Here are some other games that have also stood the test to time.
This one’s an original classic. There are only 7 tetrominoes or block shapes to drop into place to create even, lego-like lines on the playing screen. The blocks only clear when they form unbroken lines, otherwise the blocks pile up and hit the top of the screen. Then, it’s ‘game over’. It is deceptively difficult, especially as the speed of the falling tetrominoes increases.
Slot Machine Games
Slot machines are an interesting phenomenon all on their own. Contrary to popular belief, psychologists explain that slot machine players tend to be well-read, rational, thinking people. Triblive.com reports that the spinning reels, as featured in the movie-inspired Gladiator on www.supercasino.com, for instance, offer a unique combination of relaxation and mystery.

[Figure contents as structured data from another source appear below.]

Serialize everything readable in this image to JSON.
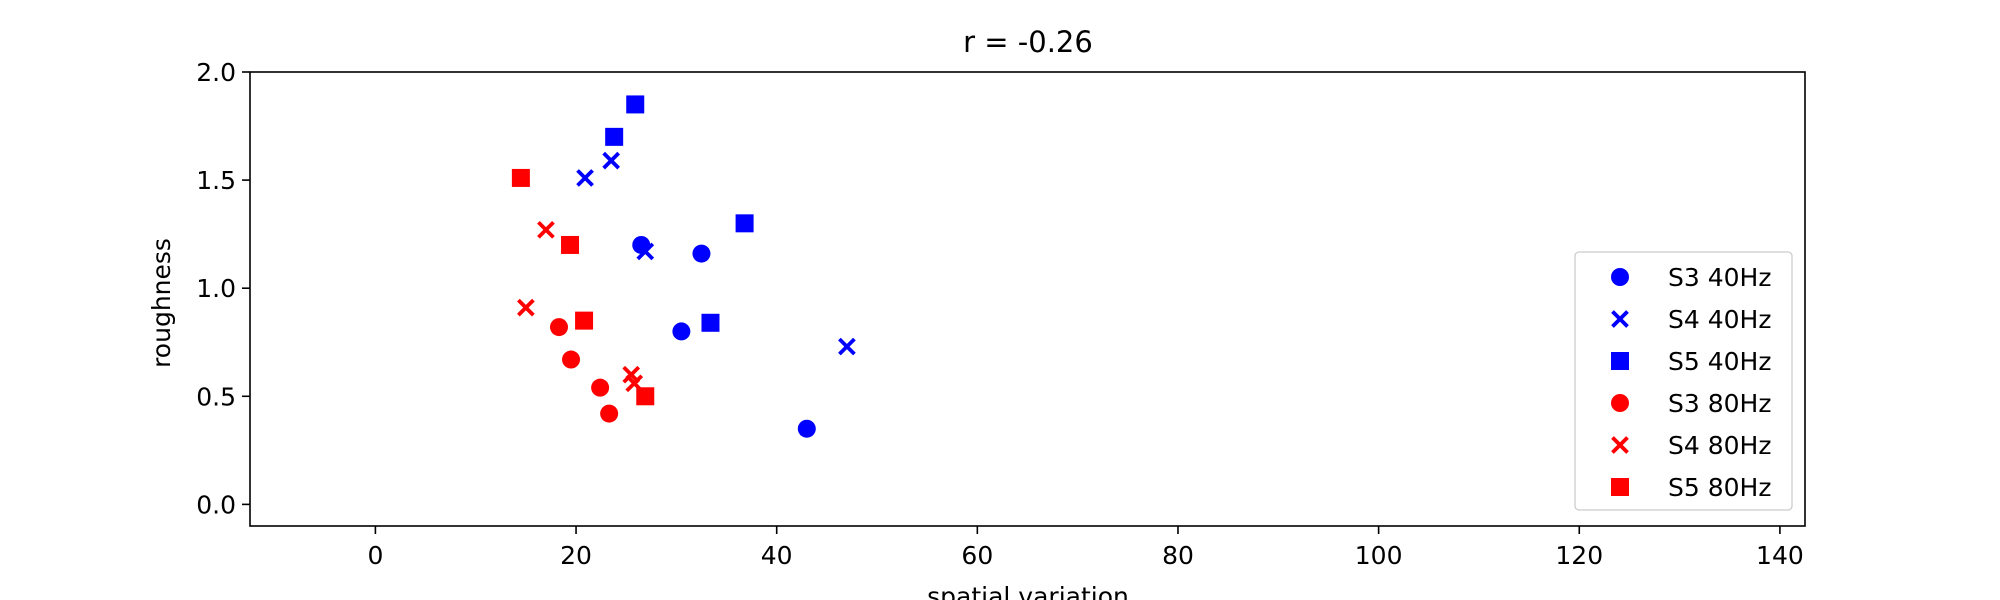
{
  "chart_data": {
    "type": "scatter",
    "title": "r = -0.26",
    "xlabel": "spatial variation",
    "ylabel": "roughness",
    "xlim": [
      -12.5,
      142.5
    ],
    "ylim": [
      -0.1,
      2.0
    ],
    "xticks": [
      0,
      20,
      40,
      60,
      80,
      100,
      120,
      140
    ],
    "yticks": [
      0.0,
      0.5,
      1.0,
      1.5,
      2.0
    ],
    "xtick_labels": [
      "0",
      "20",
      "40",
      "60",
      "80",
      "100",
      "120",
      "140"
    ],
    "ytick_labels": [
      "0.0",
      "0.5",
      "1.0",
      "1.5",
      "2.0"
    ],
    "grid": false,
    "legend_position": "lower-right",
    "series": [
      {
        "name": "S3 40Hz",
        "marker": "circle",
        "color": "#0000ff",
        "points": [
          [
            26.5,
            1.2
          ],
          [
            32.5,
            1.16
          ],
          [
            30.5,
            0.8
          ],
          [
            43.0,
            0.35
          ]
        ]
      },
      {
        "name": "S4 40Hz",
        "marker": "x",
        "color": "#0000ff",
        "points": [
          [
            20.9,
            1.51
          ],
          [
            23.5,
            1.59
          ],
          [
            26.9,
            1.17
          ],
          [
            47.0,
            0.73
          ]
        ]
      },
      {
        "name": "S5 40Hz",
        "marker": "square",
        "color": "#0000ff",
        "points": [
          [
            25.9,
            1.85
          ],
          [
            23.8,
            1.7
          ],
          [
            36.8,
            1.3
          ],
          [
            33.4,
            0.84
          ]
        ]
      },
      {
        "name": "S3 80Hz",
        "marker": "circle",
        "color": "#ff0000",
        "points": [
          [
            18.3,
            0.82
          ],
          [
            19.5,
            0.67
          ],
          [
            22.4,
            0.54
          ],
          [
            23.3,
            0.42
          ]
        ]
      },
      {
        "name": "S4 80Hz",
        "marker": "x",
        "color": "#ff0000",
        "points": [
          [
            17.0,
            1.27
          ],
          [
            15.0,
            0.91
          ],
          [
            25.5,
            0.6
          ],
          [
            25.8,
            0.56
          ]
        ]
      },
      {
        "name": "S5 80Hz",
        "marker": "square",
        "color": "#ff0000",
        "points": [
          [
            14.5,
            1.51
          ],
          [
            19.4,
            1.2
          ],
          [
            20.8,
            0.85
          ],
          [
            26.9,
            0.5
          ]
        ]
      }
    ]
  }
}
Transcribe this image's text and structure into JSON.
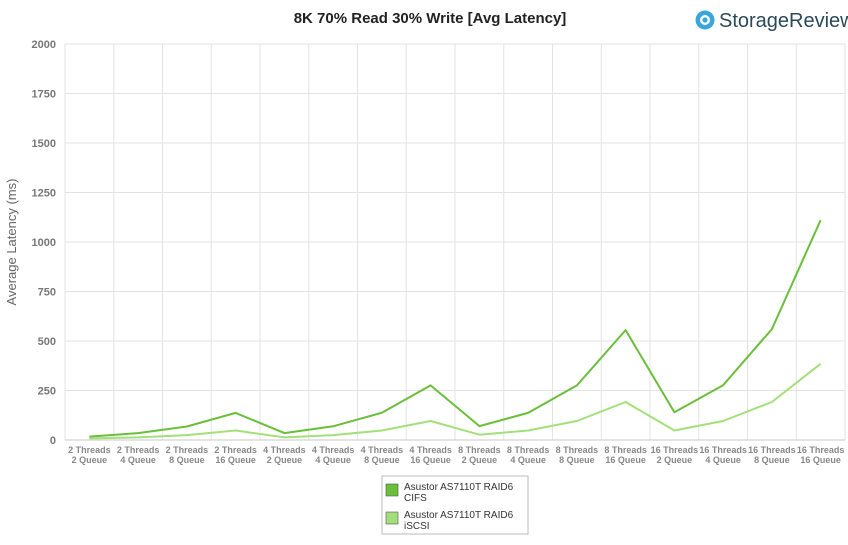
{
  "brand": {
    "name": "StorageReview",
    "logo_icon": "storagereview-logo-icon",
    "logo_color": "#3ba6d9",
    "text_color": "#2a4a5a"
  },
  "chart_data": {
    "type": "line",
    "title": "8K 70% Read 30% Write [Avg Latency]",
    "ylabel": "Average Latency (ms)",
    "xlabel": "",
    "ylim": [
      0,
      2000
    ],
    "yticks": [
      0,
      250,
      500,
      750,
      1000,
      1250,
      1500,
      1750,
      2000
    ],
    "grid": true,
    "legend_position": "bottom",
    "categories": [
      [
        "2 Threads",
        "2 Queue"
      ],
      [
        "2 Threads",
        "4 Queue"
      ],
      [
        "2 Threads",
        "8 Queue"
      ],
      [
        "2 Threads",
        "16 Queue"
      ],
      [
        "4 Threads",
        "2 Queue"
      ],
      [
        "4 Threads",
        "4 Queue"
      ],
      [
        "4 Threads",
        "8 Queue"
      ],
      [
        "4 Threads",
        "16 Queue"
      ],
      [
        "8 Threads",
        "2 Queue"
      ],
      [
        "8 Threads",
        "4 Queue"
      ],
      [
        "8 Threads",
        "8 Queue"
      ],
      [
        "8 Threads",
        "16 Queue"
      ],
      [
        "16 Threads",
        "2 Queue"
      ],
      [
        "16 Threads",
        "4 Queue"
      ],
      [
        "16 Threads",
        "8 Queue"
      ],
      [
        "16 Threads",
        "16 Queue"
      ]
    ],
    "series": [
      {
        "name": [
          "Asustor AS7110T RAID6",
          "CIFS"
        ],
        "color": "#6abf3a",
        "values": [
          17,
          35,
          68,
          137,
          35,
          69,
          138,
          276,
          70,
          137,
          276,
          555,
          140,
          277,
          560,
          1110
        ]
      },
      {
        "name": [
          "Asustor AS7110T RAID6",
          "iSCSI"
        ],
        "color": "#a3e07a",
        "values": [
          8,
          13,
          25,
          48,
          13,
          25,
          48,
          96,
          27,
          48,
          96,
          192,
          48,
          96,
          192,
          385
        ]
      }
    ]
  }
}
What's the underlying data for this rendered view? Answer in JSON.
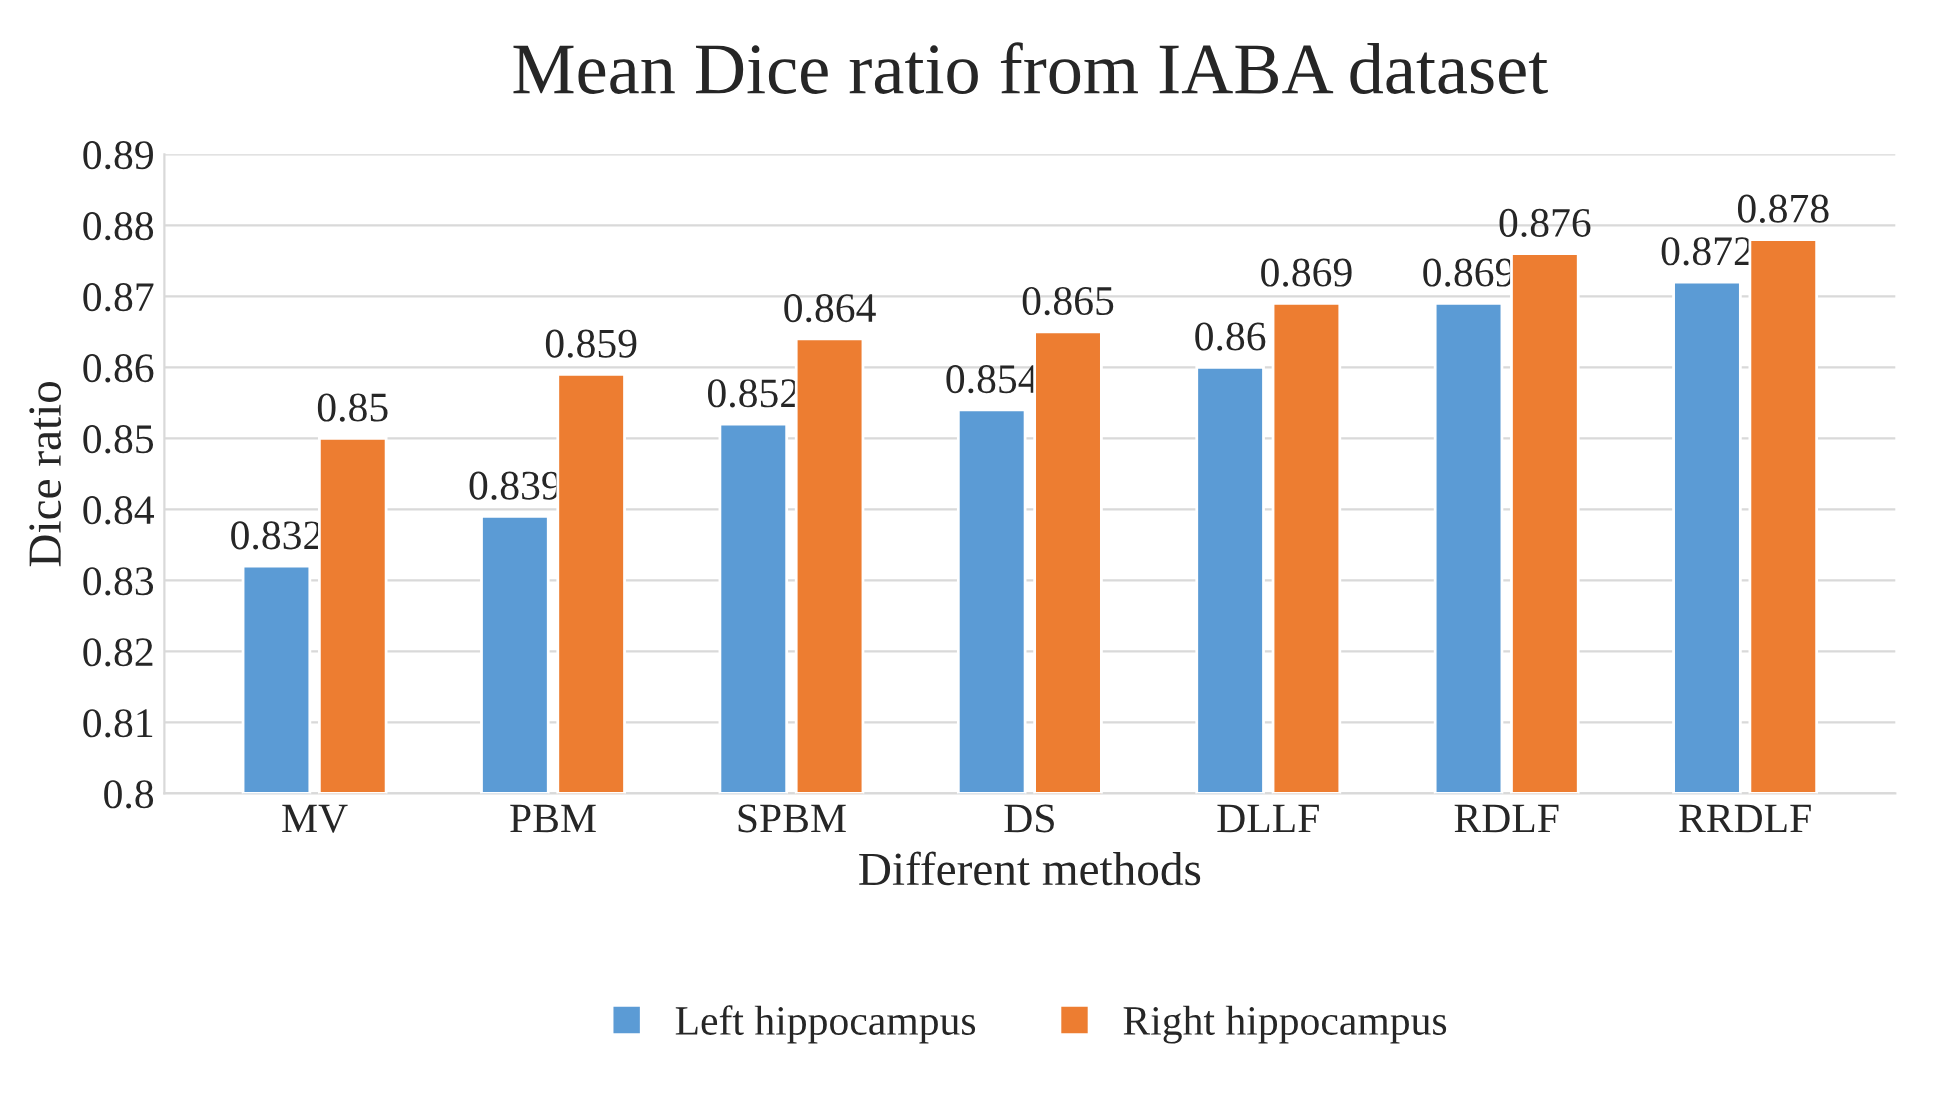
{
  "chart_data": {
    "type": "bar",
    "title": "Mean Dice ratio from IABA dataset",
    "xlabel": "Different methods",
    "ylabel": "Dice ratio",
    "categories": [
      "MV",
      "PBM",
      "SPBM",
      "DS",
      "DLLF",
      "RDLF",
      "RRDLF"
    ],
    "series": [
      {
        "name": "Left hippocampus",
        "color": "#5b9bd5",
        "values": [
          0.832,
          0.839,
          0.852,
          0.854,
          0.86,
          0.869,
          0.872
        ]
      },
      {
        "name": "Right hippocampus",
        "color": "#ed7d31",
        "values": [
          0.85,
          0.859,
          0.864,
          0.865,
          0.869,
          0.876,
          0.878
        ]
      }
    ],
    "ylim": [
      0.8,
      0.89
    ],
    "yticks": [
      0.8,
      0.81,
      0.82,
      0.83,
      0.84,
      0.85,
      0.86,
      0.87,
      0.88,
      0.89
    ],
    "grid": "y",
    "legend": "bottom",
    "data_labels": true
  }
}
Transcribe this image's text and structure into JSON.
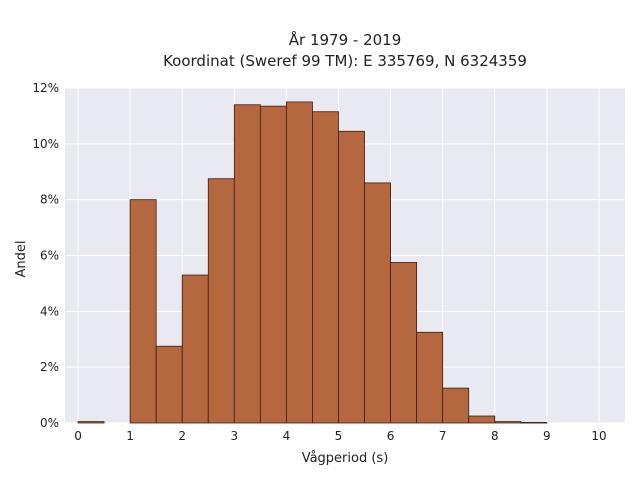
{
  "chart_data": {
    "type": "bar",
    "title_line1": "År 1979 - 2019",
    "title_line2": "Koordinat (Sweref 99 TM): E 335769, N 6324359",
    "xlabel": "Vågperiod (s)",
    "ylabel": "Andel",
    "xlim": [
      -0.25,
      10.5
    ],
    "ylim": [
      0,
      12
    ],
    "x_ticks": [
      0,
      1,
      2,
      3,
      4,
      5,
      6,
      7,
      8,
      9,
      10
    ],
    "y_ticks": [
      0,
      2,
      4,
      6,
      8,
      10,
      12
    ],
    "y_tick_labels": [
      "0%",
      "2%",
      "4%",
      "6%",
      "8%",
      "10%",
      "12%"
    ],
    "grid": true,
    "bin_width": 0.5,
    "bins": [
      {
        "x0": 0.0,
        "value": 0.05
      },
      {
        "x0": 0.5,
        "value": 0
      },
      {
        "x0": 1.0,
        "value": 8.0
      },
      {
        "x0": 1.5,
        "value": 2.75
      },
      {
        "x0": 2.0,
        "value": 5.3
      },
      {
        "x0": 2.5,
        "value": 8.75
      },
      {
        "x0": 3.0,
        "value": 11.4
      },
      {
        "x0": 3.5,
        "value": 11.35
      },
      {
        "x0": 4.0,
        "value": 11.5
      },
      {
        "x0": 4.5,
        "value": 11.15
      },
      {
        "x0": 5.0,
        "value": 10.45
      },
      {
        "x0": 5.5,
        "value": 8.6
      },
      {
        "x0": 6.0,
        "value": 5.75
      },
      {
        "x0": 6.5,
        "value": 3.25
      },
      {
        "x0": 7.0,
        "value": 1.25
      },
      {
        "x0": 7.5,
        "value": 0.25
      },
      {
        "x0": 8.0,
        "value": 0.05
      },
      {
        "x0": 8.5,
        "value": 0.02
      }
    ],
    "colors": {
      "bar_fill": "#b5683f",
      "bar_stroke": "#3b1f12",
      "plot_bg": "#e9e9f1",
      "grid": "#ffffff"
    }
  }
}
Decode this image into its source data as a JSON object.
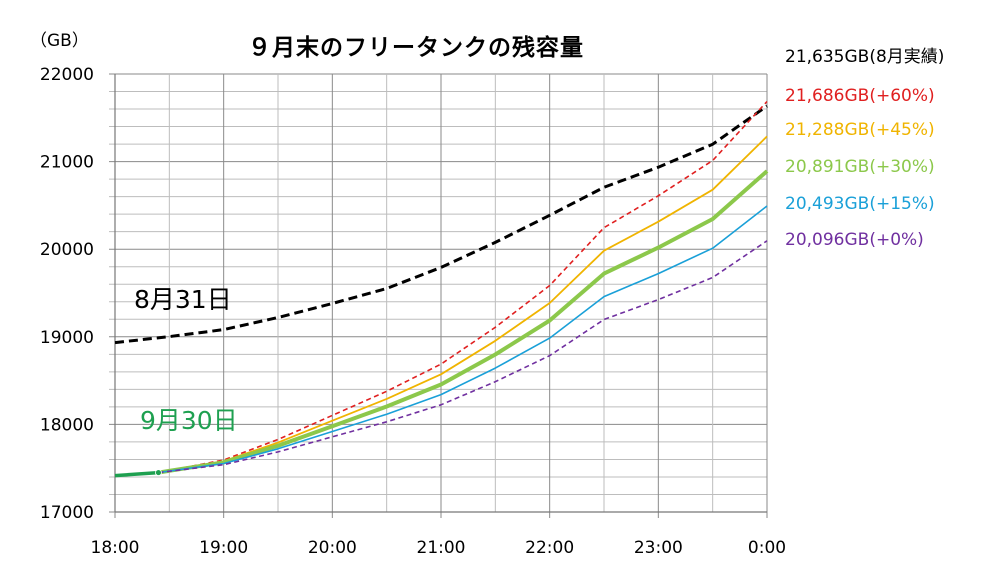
{
  "chart_data": {
    "type": "line",
    "title": "９月末のフリータンクの残容量",
    "ylabel": "（GB）",
    "xlabel": "",
    "ylim": [
      17000,
      22000
    ],
    "xlim": [
      18,
      24
    ],
    "grid": true,
    "yticks": [
      17000,
      18000,
      19000,
      20000,
      21000,
      22000
    ],
    "xtick_labels": [
      "18:00",
      "19:00",
      "20:00",
      "21:00",
      "22:00",
      "23:00",
      "0:00"
    ],
    "series": [
      {
        "name": "8月31日",
        "label": "21,635GB(8月実績)",
        "color": "#000000",
        "dash": true,
        "width": 3,
        "x": [
          18,
          18.5,
          19,
          19.5,
          20,
          20.5,
          21,
          21.5,
          22,
          22.5,
          23,
          23.5,
          24
        ],
        "values": [
          18934,
          19002,
          19082,
          19220,
          19380,
          19551,
          19792,
          20078,
          20387,
          20707,
          20936,
          21199,
          21635
        ]
      },
      {
        "name": "+60%",
        "label": "21,686GB(+60%)",
        "color": "#e02020",
        "dash": true,
        "width": 1.6,
        "x": [
          18.4,
          18.5,
          19,
          19.5,
          20,
          20.5,
          21,
          21.5,
          22,
          22.5,
          23,
          23.5,
          24
        ],
        "values": [
          17450,
          17474,
          17594,
          17828,
          18103,
          18378,
          18688,
          19109,
          19586,
          20245,
          20610,
          21013,
          21686
        ]
      },
      {
        "name": "+45%",
        "label": "21,288GB(+45%)",
        "color": "#f0b400",
        "dash": false,
        "width": 1.8,
        "x": [
          18.4,
          18.5,
          19,
          19.5,
          20,
          20.5,
          21,
          21.5,
          22,
          22.5,
          23,
          23.5,
          24
        ],
        "values": [
          17450,
          17472,
          17581,
          17792,
          18042,
          18291,
          18572,
          18954,
          19386,
          19983,
          20314,
          20679,
          21288
        ]
      },
      {
        "name": "+30%",
        "label": "20,891GB(+30%)",
        "color": "#8cc84b",
        "dash": false,
        "width": 4,
        "x": [
          18.4,
          18.5,
          19,
          19.5,
          20,
          20.5,
          21,
          21.5,
          22,
          22.5,
          23,
          23.5,
          24
        ],
        "values": [
          17450,
          17470,
          17567,
          17757,
          17980,
          18204,
          18456,
          18798,
          19186,
          19721,
          20018,
          20345,
          20891
        ]
      },
      {
        "name": "+15%",
        "label": "20,493GB(+15%)",
        "color": "#1aa0d8",
        "dash": false,
        "width": 1.6,
        "x": [
          18.4,
          18.5,
          19,
          19.5,
          20,
          20.5,
          21,
          21.5,
          22,
          22.5,
          23,
          23.5,
          24
        ],
        "values": [
          17450,
          17467,
          17554,
          17721,
          17919,
          18117,
          18340,
          18643,
          18985,
          19459,
          19721,
          20011,
          20493
        ]
      },
      {
        "name": "+0%",
        "label": "20,096GB(+0%)",
        "color": "#7030a0",
        "dash": true,
        "width": 1.6,
        "x": [
          18.4,
          18.5,
          19,
          19.5,
          20,
          20.5,
          21,
          21.5,
          22,
          22.5,
          23,
          23.5,
          24
        ],
        "values": [
          17450,
          17465,
          17540,
          17686,
          17858,
          18030,
          18224,
          18487,
          18785,
          19197,
          19425,
          19677,
          20096
        ]
      },
      {
        "name": "9月30日",
        "label": "",
        "color": "#1ea050",
        "dash": false,
        "width": 3.5,
        "x": [
          18,
          18.4
        ],
        "values": [
          17415,
          17450
        ]
      }
    ],
    "annotations": [
      {
        "text": "8月31日",
        "color": "#000000"
      },
      {
        "text": "9月30日",
        "color": "#1ea050"
      }
    ]
  }
}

Together with the eye movement required as the reels descend plus subconsciously rhythmic breathing coinciding with spins, this elevates players to an almost meditative or religiously peaceful state. It triggers the release of dopamine, a mood elevator. Slot players stay at it for the calm, otherworldly feeling, rather than the hope of winning.
World of Warcraft
This game is still the best-selling of the massive multiplayer online role-playing games, despite having been released over a decade ago. The creator, Blizzard Entertainment, says that more than one million participant accounts have been created. Pcgamer.com estimates that this online game world is more than 100 000 square kilometres wide, accounting for the endless things to be discovered, factions to align with and quests to be conquered.
Perhaps, then, what such games do well is exploit the lure of the random. The human brain can’t quite process this perfectly, from the anticipation of what’s to come and the micro bodily responses that alter the brain state. Could it be that one day, playing online games will be classed as a health benefit in the same way as yoga? Only time will tell.